Одним из факторов, характеризующих культурную ситуацию рубежа XIX–XX вв., является изменяющийся характер чтения сакрального текста. Продолжает расширяться и укрепляться давняя традиция чтения на основе выборки2, настойчиво заявляет о себе тенденция к обновлению традиционных трактовок. Однако главное заключается в том, что на первый план выходит читатель, взыскующий истины, интерпретирующий этот текст и прокладывающий к ней индивидуальный путь на основе собственного понимания.
Знаменательно появление в 1974 г. книги «Молитвенное чтение Священного Писания» Э. Бьянки, современного итальянского церковного деятеля, проповедника и богослова.

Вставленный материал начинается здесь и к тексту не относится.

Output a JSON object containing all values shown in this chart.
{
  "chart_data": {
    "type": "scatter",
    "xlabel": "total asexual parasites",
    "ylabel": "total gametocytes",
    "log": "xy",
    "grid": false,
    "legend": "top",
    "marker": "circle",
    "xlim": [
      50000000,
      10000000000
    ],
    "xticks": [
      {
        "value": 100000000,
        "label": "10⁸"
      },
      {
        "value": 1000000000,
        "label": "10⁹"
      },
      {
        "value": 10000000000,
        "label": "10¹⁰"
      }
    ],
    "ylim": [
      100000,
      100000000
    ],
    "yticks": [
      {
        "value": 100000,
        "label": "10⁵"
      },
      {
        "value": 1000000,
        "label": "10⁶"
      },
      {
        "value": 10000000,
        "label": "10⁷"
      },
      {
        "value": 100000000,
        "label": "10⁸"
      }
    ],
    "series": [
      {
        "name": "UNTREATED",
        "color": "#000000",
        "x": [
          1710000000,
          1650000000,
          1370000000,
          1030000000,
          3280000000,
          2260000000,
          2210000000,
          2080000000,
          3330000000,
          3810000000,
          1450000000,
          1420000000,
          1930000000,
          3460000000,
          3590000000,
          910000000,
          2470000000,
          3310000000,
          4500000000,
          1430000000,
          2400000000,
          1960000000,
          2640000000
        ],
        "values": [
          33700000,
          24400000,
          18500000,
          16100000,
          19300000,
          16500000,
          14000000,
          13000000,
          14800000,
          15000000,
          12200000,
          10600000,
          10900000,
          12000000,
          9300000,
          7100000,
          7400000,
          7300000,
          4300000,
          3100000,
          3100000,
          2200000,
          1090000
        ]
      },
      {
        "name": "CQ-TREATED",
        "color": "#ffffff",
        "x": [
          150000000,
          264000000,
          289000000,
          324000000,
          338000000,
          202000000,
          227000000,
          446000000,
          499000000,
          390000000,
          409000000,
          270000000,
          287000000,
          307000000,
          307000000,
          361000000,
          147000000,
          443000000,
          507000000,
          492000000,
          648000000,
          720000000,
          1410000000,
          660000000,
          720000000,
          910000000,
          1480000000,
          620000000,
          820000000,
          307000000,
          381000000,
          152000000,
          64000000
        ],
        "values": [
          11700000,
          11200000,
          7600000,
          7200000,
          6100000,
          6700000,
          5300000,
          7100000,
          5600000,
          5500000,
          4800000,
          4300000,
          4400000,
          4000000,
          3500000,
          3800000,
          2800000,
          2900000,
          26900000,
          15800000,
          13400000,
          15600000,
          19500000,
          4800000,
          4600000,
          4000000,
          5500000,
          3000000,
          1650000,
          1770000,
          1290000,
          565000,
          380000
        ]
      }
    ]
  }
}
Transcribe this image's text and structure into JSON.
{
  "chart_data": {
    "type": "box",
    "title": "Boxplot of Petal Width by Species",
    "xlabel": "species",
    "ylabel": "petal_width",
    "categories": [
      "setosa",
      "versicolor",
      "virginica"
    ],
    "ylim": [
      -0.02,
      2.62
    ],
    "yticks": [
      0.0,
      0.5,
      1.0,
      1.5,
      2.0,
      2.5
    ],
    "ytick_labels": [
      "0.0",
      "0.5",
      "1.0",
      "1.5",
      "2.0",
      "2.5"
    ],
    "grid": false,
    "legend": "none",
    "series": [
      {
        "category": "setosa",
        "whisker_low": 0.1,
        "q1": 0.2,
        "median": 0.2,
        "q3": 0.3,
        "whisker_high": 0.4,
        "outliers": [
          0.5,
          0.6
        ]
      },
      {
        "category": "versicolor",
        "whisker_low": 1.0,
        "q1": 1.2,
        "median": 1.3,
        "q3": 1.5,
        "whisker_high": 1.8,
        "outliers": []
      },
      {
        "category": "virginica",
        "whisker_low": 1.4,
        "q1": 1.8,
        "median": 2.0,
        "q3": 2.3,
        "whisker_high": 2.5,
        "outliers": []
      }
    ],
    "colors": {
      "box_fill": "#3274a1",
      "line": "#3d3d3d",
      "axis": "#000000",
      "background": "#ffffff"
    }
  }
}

Как полагает архимандрит Иосиф (Пустоутов), Э. Бьянки ратует за «возвращение к традиционному чтению и восприятию Священного Писания через святоотеческую традицию, через громадный духовный опыт монашества, опыт, накопленный Церковью Христовой за две тысячи лет ее земного бытия» [Иосиф (Пустоутов), архимандрит: 3]. Подчеркнем, что Бьянки делает акцент на «возвращении».
Толстой мыслил в другой перспективе: необходимо согласовать религию и современного человека, это предопределяет «основание новой религии, соответствующей развитию человечества[3], религии Христа, но очищенной от веры и таинственности, религии практической, <…> дающей блаженство на земле». Эту программную дневниковую запись от 4 марта 1855 г. он завершает словами: «Действовать сознательно к соединению людей с религией, вот основание мысли, которая, надеюсь, увлечет меня» [Толстой; т. 47: 37, 38].
Толстой прокладывал свой путь к сакральному тексту; в его духовный опыт входило многолетнее и глубокое чтение Библии, при этом Ветхий Завет не был ему интересен. По мнению писателя, относящемуся к началу 1880-х гг., не всякое слово в Новом Завете истинно, и поэтому Церковь должна «отказаться от некоторых книг. Таковы — вполне Апокалипсис и отчасти Деяния Апостолов» [Толстой; т. 24: 17]. В Новом Завете писатель, как известно, выделил четыре Евангелия, а из них как важнейший текст — Нагорную проповедь (см. об этом: [Толстой; т. 66: 66–68]). Е. Г. Новикова справедливо утверждает: «Принципиальный отказ Толстого от акта воскресения Иисуса Христа обусловил его восприятие Евангелия как "великих правил" нравственности, которые могут стать опорой для нравственного воскресения человека; ключевая роль в этом принадлежит Нагорной проповеди» [Новикова, 2020: 62].
Именно и только в евангельских книгах нужно, по убеждению Толстого, «отыскивать самые главные основы учения, не сообразуясь ни с каким учением других книг» [Толстой; т. 24: 17]. Толстой находит в Евангелии понятное ему, то, что ложится на уже имеющийся у него жизненный опыт и отвечает его разуму. Его чтение отличается неприятием религиозной мистики и обусловлено поиском ответов на исходные вопросы «что такое я, что такое Бог», а также «единой основы всего откровения» [Толстой; т. 24: 17].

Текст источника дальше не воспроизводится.